Looking at whether there’s a correlation between playing video games and learning will continue to gain popularity among teachers and students who are looking for an effective method to increase skills and test scores. The skeptics believe that there is no correlation between video games and improving test scores. But others increasingly see video games as a useful learning tool.
A study published in the journal Educational Psychology was based on a survey of over 27,000 French teenagers. It measured the frequency (ranging from “never” to “every day or almost”) that teenagers played recreational video games (car racing, fighting, etc.) vs. how often they took part in reading activities (including crime, thriller, and fantasy). It then used the results to determine that there were "no correlations or very slight ones between video games and cognitive/school tests.”

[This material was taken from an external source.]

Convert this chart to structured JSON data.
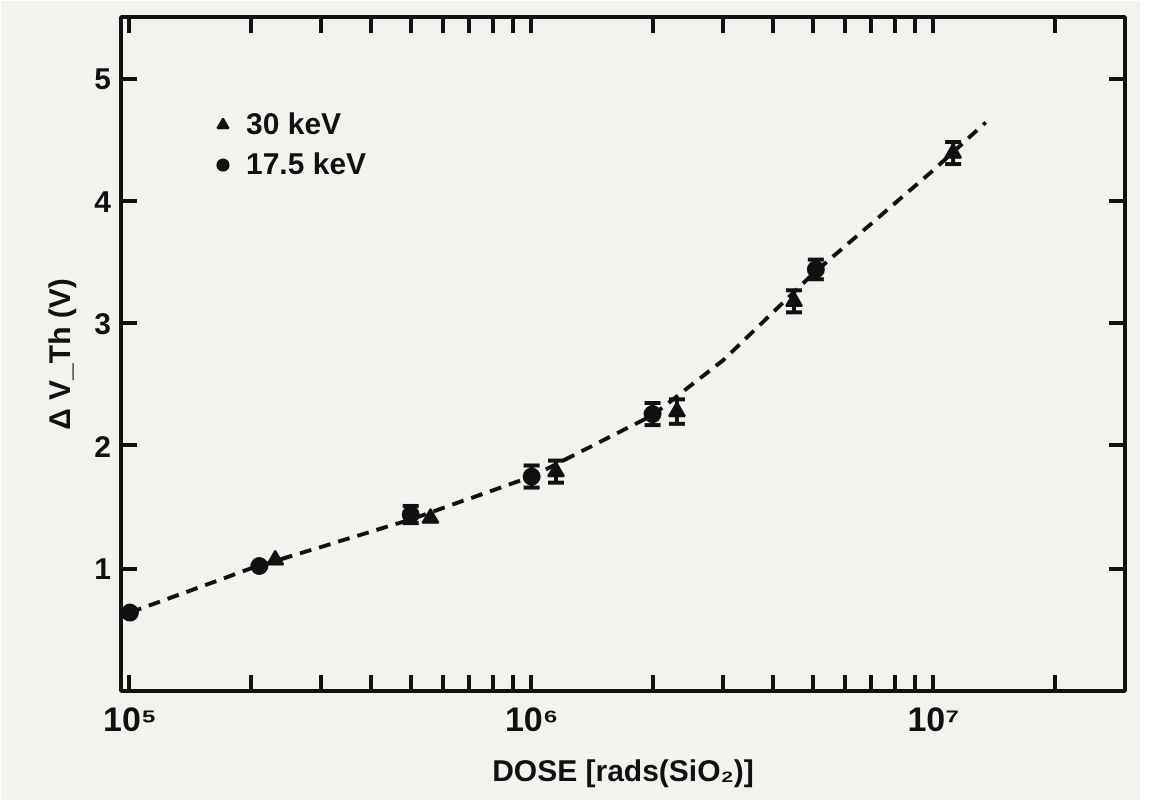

However, when you consider the video games in the study were being played for recreation purposes and were not learning-based games, it’s difficult to determine how much weight someone should place on these results. It’s fair to say that reading activities have important associations with cognitive abilities, but the cognitive stimulation produced from games played for fun is entirely different from those involved in academic subjects.
What’s more, this study opposes a theory that hasn’t even been proposed: that all video games improve grades. The research fails to look at video games designed for the purpose of learning and supplementing classroom learning.
In contrast, a study in the Journal of the Learning Sciences shows that games aligned to a curriculum can improve grades as well as long-term retention. At the end of the testing period, 92% percent of teachers said they would continue to use video games as part of their program because of these advantages:
- Students playing the games increased their test scores by the equivalent of half a letter grade in three weeks.
- Teachers who blended their classrooms, dividing time between typical instruction and game-based learning, reported dramatic increases in student engagement.
- Ninety-two percent of teachers said they would like to use similar games again because of the impact on student performance and engagement.
Unlike the study found in the journal Educational Psychology, the study published in the Journal of the Learning Sciences acknowledges the critical difference between playing for leisure and playing a game with the intent to learn.
Now that we have your attention, here are 5 apps that we think will help make your students learn:
MindBlown Labs Teaches financial literacy in a fun game format. Players will be put into scenarios where they will need to make financial decisions that include student loans, saving for a home, health emergencies, car problems, and high-interest credit cards.
Maths Everywhere Can help improve math skills relevant to students’ lives, like splitting the bill at a restaurant, changing the quantities in a recipe, and financial problems. Each lesson is divided into beginner, intermediate, and advanced to serve a wide variety of math literacy levels.
Sight Words This app contains 315 words that are broken down into appropriate literacy levels. This app will help readers gain the tools to instantly recognize these high-frequency words and their phonetics.
Building a Strong Vocabulary Helps users improve their vocabulary by matching words to their definitions. The words are connected to life skills, work readiness, and academic preparation in social studies and science.
World of Goo is a fun physics-based game that teaches critical thinking puzzle solving skills, physical mechanics, and how to learn from your failures. Once users play this game, they will start to notice how the items they build in the game can be found in real life engineering.